There are an immeasurable number of eternal truths when it comes to raising startup capital, but one truth tends to rise above the rest for the reasons discussed below: As a founder, you must have skin in the game, meaning you must have committed your personal funds to the venture if you expect anyone else to do the same.

If you do not have skin in the game, do not expect anyone else to offer up startup capital in support of your idea. If you are unwilling to commit your own personal funds to make your idea a reality, it makes people question whether you are truly committed to executing the idea—or, instead, if you’re just sort of enchanted by it.

If you are unable to commit personal funds towards the venture—meaning you can’t afford it, or you don’t at least have a ramen-and-tap-water plan for survival—then you are probably not ready for a startup.

Do not expect other people, whether they be mentors, advisors, financial advisors, accountants or, in our case, lawyers, to commit their time towards the venture if you do not have anything you are willing to risk. Our firm spends a great deal of “free time” with early-stage companies, but there are two boxes each must check before we agree to work with them.
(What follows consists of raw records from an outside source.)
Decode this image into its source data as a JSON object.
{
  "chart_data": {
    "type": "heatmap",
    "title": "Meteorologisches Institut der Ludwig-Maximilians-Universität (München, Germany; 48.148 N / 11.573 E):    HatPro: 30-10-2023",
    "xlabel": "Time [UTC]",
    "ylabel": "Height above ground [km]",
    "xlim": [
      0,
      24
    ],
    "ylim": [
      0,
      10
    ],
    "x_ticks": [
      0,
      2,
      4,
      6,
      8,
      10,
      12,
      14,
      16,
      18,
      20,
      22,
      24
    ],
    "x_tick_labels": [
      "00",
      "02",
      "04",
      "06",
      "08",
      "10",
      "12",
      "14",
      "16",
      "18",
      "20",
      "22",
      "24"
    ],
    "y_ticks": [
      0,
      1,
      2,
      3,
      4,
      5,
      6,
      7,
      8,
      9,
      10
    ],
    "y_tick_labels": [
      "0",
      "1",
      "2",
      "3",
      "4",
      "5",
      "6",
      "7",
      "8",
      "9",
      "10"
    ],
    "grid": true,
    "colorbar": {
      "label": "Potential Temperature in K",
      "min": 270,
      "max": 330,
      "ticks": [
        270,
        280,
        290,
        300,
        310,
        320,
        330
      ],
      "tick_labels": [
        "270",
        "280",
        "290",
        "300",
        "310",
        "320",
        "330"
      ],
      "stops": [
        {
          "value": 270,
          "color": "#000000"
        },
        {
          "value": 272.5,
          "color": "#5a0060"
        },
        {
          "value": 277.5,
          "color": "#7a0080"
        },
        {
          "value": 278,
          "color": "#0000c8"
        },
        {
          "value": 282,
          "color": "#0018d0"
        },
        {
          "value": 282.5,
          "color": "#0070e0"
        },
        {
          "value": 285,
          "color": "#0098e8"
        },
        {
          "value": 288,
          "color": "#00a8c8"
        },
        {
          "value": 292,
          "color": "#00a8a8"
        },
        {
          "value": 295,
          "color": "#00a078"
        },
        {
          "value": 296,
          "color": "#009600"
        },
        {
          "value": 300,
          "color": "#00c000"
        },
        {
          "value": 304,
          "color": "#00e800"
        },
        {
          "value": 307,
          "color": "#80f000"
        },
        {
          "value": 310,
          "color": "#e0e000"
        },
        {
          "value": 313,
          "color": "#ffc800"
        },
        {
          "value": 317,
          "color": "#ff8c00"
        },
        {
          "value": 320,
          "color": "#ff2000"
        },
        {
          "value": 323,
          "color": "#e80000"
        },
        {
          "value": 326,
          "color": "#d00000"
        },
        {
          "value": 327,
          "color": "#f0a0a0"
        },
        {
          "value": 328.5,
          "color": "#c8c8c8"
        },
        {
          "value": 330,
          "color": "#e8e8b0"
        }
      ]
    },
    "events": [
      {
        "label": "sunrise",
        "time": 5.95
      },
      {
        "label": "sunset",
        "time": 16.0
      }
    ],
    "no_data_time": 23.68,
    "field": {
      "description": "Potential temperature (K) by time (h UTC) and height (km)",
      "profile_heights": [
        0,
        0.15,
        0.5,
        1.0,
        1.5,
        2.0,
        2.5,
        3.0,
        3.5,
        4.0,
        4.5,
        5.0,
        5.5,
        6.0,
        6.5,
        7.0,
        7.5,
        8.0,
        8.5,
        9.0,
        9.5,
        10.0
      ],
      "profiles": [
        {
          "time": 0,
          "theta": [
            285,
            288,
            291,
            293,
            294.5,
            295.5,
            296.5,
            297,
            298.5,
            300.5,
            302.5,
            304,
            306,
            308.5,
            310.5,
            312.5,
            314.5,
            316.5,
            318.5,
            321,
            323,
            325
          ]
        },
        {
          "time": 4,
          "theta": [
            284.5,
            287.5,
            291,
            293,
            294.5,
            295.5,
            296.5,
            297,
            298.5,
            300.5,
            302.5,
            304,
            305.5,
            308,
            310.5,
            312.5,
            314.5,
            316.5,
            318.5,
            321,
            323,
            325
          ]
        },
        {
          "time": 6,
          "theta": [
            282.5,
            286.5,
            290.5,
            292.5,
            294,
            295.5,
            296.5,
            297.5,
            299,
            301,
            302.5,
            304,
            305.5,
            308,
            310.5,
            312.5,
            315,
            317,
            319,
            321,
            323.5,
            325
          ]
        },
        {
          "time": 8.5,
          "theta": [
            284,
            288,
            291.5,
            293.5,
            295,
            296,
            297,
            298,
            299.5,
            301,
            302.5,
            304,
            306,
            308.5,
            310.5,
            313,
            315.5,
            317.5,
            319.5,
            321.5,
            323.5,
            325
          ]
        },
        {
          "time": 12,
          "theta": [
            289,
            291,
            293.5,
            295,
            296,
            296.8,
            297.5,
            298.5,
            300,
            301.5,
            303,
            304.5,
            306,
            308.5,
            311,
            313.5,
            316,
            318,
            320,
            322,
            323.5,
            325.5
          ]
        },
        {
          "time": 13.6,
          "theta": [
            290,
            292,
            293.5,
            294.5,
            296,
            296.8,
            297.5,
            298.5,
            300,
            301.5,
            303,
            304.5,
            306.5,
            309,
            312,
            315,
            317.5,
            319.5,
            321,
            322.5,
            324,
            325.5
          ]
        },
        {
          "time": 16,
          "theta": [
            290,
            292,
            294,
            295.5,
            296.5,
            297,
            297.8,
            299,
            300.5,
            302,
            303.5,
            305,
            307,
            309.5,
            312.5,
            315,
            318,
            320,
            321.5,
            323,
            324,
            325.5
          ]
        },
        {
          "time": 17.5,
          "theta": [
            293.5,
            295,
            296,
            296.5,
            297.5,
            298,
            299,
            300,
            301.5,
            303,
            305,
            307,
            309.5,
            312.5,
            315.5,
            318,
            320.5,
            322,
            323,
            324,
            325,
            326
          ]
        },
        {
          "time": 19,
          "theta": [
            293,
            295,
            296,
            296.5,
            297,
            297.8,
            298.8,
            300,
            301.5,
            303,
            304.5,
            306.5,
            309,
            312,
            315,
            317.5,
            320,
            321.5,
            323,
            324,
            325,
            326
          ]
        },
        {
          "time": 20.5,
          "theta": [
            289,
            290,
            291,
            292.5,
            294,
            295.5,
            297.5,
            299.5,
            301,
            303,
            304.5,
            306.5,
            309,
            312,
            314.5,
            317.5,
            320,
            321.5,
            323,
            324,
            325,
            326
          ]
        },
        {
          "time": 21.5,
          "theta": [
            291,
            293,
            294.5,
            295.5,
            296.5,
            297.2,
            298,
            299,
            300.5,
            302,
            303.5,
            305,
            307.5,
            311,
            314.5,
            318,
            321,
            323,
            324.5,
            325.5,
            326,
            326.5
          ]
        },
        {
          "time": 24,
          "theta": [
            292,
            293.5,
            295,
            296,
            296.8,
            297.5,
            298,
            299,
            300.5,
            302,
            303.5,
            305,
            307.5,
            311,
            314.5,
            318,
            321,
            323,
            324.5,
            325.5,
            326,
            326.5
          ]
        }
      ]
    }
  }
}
  1. The founder must have a co-founder. (If you haven’t convinced at least one other person to jump on the crazy train with you, you’re not ready.)
  2. The startup team must demonstrate an appreciation for the value we provide.

That second one is important. We need you to recognize that a seasoned startup and emerging-company lawyer with industry experience is critically necessary to your long-term success. We have developed creative fee solutions for startup and emerging companies, but founders must recognize there is a cost for an experienced legal-service provider.

Finally, if the potential venture is ripe for venture capital investment, then, as mentioned, the venture capitalists will require founders to have personal funds at risk. It may be easy to run away from a team of venture capitalists when the company comes up against some of those “bet the company” obstacles; but it is not easy to run away if a founder has personal funds on the line or friends-and-family money on the line.

Venture capitalists are making investment decisions, in large part, on founding teams, and requiring skin in the game is one way to mitigate the risk if a founder flakes out when times get tough.

If your idea is really worth pursuing, then, at the very least, you need a friends-and-family round of financing, and even better is a savings account or nest-egg that you’ve committed. If you can’t afford it yet, keep bootstrapping and working your day job. Save up so you’ve got a little something that proves you’re willing to bet your own money on your idea, and that’ll help encourage others to do it with theirs.